| WASHINGTON
(Reuters) - Rickets, a disease associated with the factory
sweatshops and dark, polluted skies of the Industrial Age,
could be making a comeback among some groups of Americans,
researchers said on Friday.
A
team at the University of North Carolina said they had
noted a marked increase in the number of rickets cases,
especially among African-American infants.
They
believe mothers are not getting enough vitamin D during
pregnancy -- both because of a lack of sunlight and because
they are not getting fortified foods -- and setting their
babies up for deficiencies.
``We
reported 30 cases of rickets in the last six years or
so,'' Dr. Ali Calikoglu, assistant professor of pediatrics,
said in a telephone interview.
``Almost
half of them were in the last year, 1998-1999. That suggested
to us that there may be an increase. Interestingly enough,
all of the cases were infants of African-American mothers
and all of them had been breast-feeding exclusively in
the first six months of life.''
Rickets
is caused by a lack of vitamin D, which the body produces
naturally when bare skin is exposed to sunlight.
It
causes a loss of calcium in the bones, which in turn leads
to the characteristic bowed legs, enlarged wrists and
other deformities of rickets, as well as a failure to
thrive.
``Other,
more serious, consequences of rickets would be seizures
due to low serum calcium levels,'' Calikoglu said.
He
said the condition was usually easily treated with supplements.
``If
you treat them appropriately, most of the bone deformities
would improve,'' Calikoglu said. ``But if the diagnosis
is made late, and treatment is not appropriate, some of
the deformities might need surgical correction.''
Prevention,
he said, was simple.

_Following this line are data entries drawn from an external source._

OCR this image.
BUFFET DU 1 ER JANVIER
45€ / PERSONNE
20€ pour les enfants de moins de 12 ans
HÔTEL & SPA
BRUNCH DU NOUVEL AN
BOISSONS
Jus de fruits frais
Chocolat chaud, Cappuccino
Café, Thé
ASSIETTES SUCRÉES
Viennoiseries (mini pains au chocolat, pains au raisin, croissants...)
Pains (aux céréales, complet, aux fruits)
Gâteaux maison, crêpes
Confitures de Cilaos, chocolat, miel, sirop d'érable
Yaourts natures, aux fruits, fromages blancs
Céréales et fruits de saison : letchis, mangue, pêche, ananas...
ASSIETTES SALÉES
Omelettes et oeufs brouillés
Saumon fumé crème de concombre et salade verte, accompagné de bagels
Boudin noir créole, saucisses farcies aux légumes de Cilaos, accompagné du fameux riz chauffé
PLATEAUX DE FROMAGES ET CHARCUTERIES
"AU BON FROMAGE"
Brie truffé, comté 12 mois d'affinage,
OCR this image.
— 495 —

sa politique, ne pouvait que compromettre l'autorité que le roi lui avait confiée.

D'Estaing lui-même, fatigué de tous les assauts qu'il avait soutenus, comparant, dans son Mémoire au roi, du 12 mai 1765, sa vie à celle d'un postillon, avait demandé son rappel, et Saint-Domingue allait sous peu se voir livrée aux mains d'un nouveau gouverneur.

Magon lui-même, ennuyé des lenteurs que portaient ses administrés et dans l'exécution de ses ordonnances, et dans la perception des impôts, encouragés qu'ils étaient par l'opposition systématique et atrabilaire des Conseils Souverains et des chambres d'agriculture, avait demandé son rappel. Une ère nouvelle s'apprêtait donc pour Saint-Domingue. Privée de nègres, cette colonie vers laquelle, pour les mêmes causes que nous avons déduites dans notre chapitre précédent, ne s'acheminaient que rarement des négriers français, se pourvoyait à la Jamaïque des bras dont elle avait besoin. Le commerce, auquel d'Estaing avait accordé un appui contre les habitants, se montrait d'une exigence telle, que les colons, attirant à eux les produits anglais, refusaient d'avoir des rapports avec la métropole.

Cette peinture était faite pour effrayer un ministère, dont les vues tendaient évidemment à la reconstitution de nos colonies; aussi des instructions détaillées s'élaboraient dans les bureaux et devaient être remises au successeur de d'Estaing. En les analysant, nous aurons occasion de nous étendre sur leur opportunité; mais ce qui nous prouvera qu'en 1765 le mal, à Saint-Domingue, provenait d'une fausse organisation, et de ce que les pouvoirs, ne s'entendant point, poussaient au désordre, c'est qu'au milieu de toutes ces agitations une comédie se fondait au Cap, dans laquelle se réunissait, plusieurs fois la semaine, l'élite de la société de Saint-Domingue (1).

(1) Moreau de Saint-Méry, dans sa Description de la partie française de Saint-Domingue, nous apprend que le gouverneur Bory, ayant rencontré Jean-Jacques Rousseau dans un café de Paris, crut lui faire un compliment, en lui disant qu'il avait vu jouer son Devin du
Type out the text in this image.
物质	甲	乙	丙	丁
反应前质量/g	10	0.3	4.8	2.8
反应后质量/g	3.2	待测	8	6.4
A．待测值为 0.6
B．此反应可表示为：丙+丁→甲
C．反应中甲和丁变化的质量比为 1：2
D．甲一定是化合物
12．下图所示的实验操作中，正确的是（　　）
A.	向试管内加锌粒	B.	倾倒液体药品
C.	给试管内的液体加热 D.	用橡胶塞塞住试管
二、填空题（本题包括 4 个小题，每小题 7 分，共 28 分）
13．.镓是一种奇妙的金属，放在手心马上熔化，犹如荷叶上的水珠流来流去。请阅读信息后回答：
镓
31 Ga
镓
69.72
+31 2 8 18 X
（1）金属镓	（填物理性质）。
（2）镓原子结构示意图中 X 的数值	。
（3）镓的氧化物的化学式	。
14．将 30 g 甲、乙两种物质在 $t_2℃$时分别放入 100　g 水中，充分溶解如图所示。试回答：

Take the babies out in the sun a
little and give them supplements, which are available
as oral formulations.
Pregnant
women should take prenatal vitamins and should get a little
sun, as well. Studies suggest that just 10 minutes a day
of exposing the arms and forearms to direct sun will do
the trick for a light-skinned woman, although not at northern
latitudes in winter. Dark-skinned people may need more
but little scientific study has been done.
Dr.
Henry Kirkman, a pediatrics professor who helped lead
the study, said late 20th-century habits may put people
at risk of rickets. ``For the past million years, people
didn't spend a lot of time watching television in homes
with central heating and central air conditioning,'' he
said in a statement.
The
name rickets evokes images of Victorian-era sweatshops,
where children labored from before dawn to well past dusk.
The
lack of sunshine, combined with skies darkened by industrial
pollution, made vitamin D deficiency common in the 1800s
and early 1900s in developed countries.
``Rickets
is a 19th-century disease,'' Calikoglu said.
``Since
the 1930s in the United States, dairy products and wheat
products are fortified with vitamin D. It helped to almost
eradicate rickets in North America and most Western European
countries.''
But,
he said, it can still be a problem in some developing
countries, such as in his native Turkey. ``I have seen
many cases of rickets in Turkey, not because of a lack
of sunlight but because mothers preferred using unfortified
cow's milk. It was cheaper.''
Calikoglu
also noted that in Islamic societies where women are required
to cover up, they can become vitamin D deficient.